Keypoint Description by Symmetry Assessment -- Applications in Biometrics

We present a model-based feature extractor to describe neighborhoods around keypoints by finite expansion, estimating the spatially varying orientation by harmonic functions. The iso-curves of such functions are highly symmetric w.r.t. the origin (a keypoint) and the estimated parameters have well defined geometric interpretations. The origin is also a unique singularity of all harmonic functions, helping to determine the location of a keypoint precisely, whereas the functions describe the object shape of the neighborhood. This is novel and complementary to traditional texture features which describe texture-shape properties i.e. they are purposively invariant to translation (within a texture). We report on experiments of verification and identification of keypoints in forensic fingerprints by using publicly available data (NIST SD27) and discuss the results in comparison to other studies. These support our conclusions that the novel features can equip single cores or single minutia with a significant verification power at 19% EER, and an identification power of 24-78% for ranks of 1-20. Additionally, we report verification results of periocular biometrics using near-infrared images, reaching an EER performance of 13%, which is comparable to the state of the art. More importantly, fusion of two systems, our and texture features (Gabor), result in a measurable performance improvement. We report reduction of the EER to 9%, supporting the view that the novel features capture relevant visual information, which traditional texture features do not.

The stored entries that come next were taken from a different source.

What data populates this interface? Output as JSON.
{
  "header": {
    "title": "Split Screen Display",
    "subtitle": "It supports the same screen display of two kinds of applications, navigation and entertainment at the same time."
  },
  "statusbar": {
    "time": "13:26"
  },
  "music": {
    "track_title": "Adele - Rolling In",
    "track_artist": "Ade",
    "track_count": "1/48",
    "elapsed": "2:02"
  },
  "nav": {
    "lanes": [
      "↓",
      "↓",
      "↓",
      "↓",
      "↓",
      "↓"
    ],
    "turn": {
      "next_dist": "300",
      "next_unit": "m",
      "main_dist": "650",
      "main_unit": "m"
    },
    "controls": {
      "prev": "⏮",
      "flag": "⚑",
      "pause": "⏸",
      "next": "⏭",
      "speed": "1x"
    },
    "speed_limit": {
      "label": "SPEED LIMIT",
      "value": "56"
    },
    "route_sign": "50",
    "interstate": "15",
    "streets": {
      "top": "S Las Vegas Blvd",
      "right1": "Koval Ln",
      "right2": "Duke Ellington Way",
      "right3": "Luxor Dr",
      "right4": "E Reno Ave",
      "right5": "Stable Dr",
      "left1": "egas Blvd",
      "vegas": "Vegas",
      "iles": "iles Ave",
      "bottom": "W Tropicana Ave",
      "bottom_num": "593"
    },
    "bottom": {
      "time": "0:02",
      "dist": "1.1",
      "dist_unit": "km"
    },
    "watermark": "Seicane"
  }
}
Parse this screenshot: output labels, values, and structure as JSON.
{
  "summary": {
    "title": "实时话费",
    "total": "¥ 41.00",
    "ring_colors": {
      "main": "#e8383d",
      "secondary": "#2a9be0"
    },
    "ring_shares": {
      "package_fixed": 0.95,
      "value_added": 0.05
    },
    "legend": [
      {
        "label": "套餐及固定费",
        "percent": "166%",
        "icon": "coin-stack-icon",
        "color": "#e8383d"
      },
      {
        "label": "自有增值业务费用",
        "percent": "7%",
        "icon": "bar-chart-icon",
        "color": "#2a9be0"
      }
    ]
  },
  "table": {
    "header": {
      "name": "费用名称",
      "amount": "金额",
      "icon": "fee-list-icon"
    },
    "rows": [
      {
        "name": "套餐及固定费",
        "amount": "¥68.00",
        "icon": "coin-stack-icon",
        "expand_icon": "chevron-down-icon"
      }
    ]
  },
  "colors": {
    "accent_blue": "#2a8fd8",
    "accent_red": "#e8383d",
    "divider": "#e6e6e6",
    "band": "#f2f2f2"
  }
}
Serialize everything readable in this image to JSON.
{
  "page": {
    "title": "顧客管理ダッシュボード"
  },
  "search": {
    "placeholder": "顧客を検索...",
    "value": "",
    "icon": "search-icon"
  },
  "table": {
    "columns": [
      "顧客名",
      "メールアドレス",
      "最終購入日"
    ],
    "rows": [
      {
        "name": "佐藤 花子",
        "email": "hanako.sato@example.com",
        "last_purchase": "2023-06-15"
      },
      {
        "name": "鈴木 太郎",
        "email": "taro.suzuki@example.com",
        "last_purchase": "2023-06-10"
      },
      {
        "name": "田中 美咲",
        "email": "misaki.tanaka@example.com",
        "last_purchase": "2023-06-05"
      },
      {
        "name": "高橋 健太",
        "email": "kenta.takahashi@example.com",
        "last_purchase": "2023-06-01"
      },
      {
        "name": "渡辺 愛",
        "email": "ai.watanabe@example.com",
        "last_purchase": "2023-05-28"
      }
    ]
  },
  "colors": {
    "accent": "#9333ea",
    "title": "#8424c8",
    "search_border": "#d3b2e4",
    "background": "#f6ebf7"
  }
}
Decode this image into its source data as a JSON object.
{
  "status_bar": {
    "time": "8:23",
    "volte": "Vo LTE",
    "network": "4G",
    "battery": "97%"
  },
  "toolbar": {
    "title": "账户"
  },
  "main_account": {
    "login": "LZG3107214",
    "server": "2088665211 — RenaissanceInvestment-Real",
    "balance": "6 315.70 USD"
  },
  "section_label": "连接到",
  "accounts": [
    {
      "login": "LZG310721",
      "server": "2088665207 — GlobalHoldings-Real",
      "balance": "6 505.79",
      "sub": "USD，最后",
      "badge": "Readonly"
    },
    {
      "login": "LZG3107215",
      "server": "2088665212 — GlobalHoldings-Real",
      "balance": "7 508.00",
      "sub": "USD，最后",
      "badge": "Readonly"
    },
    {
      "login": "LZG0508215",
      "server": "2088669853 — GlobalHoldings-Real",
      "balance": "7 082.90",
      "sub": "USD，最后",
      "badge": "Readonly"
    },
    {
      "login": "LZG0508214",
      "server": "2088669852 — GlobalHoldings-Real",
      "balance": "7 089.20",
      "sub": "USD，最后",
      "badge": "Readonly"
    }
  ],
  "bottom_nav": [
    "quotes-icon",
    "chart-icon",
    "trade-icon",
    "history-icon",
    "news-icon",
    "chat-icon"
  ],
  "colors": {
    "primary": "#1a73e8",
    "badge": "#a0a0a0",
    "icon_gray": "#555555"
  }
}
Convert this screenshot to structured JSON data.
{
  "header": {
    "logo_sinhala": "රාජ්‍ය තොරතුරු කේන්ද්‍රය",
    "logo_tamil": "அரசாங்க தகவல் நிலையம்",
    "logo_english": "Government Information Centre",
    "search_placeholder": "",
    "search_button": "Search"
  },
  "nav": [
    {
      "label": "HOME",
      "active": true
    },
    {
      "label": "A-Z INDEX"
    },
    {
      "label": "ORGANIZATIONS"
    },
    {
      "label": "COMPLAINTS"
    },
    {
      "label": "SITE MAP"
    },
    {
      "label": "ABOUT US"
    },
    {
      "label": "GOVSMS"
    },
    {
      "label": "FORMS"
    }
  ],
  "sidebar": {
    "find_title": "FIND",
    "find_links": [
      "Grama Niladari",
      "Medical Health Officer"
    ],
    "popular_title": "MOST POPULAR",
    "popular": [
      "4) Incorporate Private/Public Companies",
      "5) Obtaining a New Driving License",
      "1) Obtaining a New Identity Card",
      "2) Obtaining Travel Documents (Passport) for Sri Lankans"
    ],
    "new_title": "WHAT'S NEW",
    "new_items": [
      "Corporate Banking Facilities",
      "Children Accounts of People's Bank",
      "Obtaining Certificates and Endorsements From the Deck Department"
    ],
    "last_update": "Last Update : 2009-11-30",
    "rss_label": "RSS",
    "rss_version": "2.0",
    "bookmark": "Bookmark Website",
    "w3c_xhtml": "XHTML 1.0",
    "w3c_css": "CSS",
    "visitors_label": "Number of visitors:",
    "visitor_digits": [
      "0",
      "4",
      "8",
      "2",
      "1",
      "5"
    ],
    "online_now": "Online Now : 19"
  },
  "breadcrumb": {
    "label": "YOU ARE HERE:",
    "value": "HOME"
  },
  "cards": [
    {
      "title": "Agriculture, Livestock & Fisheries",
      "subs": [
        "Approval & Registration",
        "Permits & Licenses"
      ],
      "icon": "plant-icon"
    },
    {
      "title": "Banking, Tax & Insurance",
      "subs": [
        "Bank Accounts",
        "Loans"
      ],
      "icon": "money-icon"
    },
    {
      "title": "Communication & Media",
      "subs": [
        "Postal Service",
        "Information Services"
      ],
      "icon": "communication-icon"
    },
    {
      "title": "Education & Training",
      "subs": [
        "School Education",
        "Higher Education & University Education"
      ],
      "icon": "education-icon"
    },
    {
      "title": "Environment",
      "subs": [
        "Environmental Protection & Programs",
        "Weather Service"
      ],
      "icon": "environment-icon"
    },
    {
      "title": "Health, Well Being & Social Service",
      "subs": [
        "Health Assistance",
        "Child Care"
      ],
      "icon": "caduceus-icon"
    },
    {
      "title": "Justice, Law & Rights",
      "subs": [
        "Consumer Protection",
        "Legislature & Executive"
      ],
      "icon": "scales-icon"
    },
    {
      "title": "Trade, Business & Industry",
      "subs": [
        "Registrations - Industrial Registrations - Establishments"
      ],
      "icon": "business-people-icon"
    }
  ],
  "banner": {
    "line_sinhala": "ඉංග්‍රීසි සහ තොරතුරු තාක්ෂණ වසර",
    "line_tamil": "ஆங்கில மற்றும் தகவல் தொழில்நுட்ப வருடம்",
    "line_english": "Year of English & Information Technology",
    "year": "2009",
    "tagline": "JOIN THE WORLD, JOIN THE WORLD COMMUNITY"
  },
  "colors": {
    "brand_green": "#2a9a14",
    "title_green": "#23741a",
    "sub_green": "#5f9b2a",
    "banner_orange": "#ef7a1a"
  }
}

Compact multi-scale periocular recognition using SAFE features

In this paper, we present a new approach for periocular recognition based on the Symmetry Assessment by Feature Expansion (SAFE) descriptor, which encodes the presence of various symmetric curve families around image key points. We use the sclera center as single key point for feature extraction, highlighting the object-like identity properties that concentrates to this unique point of the eye. As it is demonstrated, such discriminative properties can be encoded with a reduced set of symmetric curves. Experiments are done with a database of periocular images captured with a digital camera. We test our system against reference periocular features, achieving top performance with a considerably smaller feature vector (given by the use of a single key point). All the systems tested also show a nearly steady correlation between acquisition distance and performance, and they are also able to cope well when enrolment and test images are not captured at the same distance. Fusion experiments among the available systems are also provided.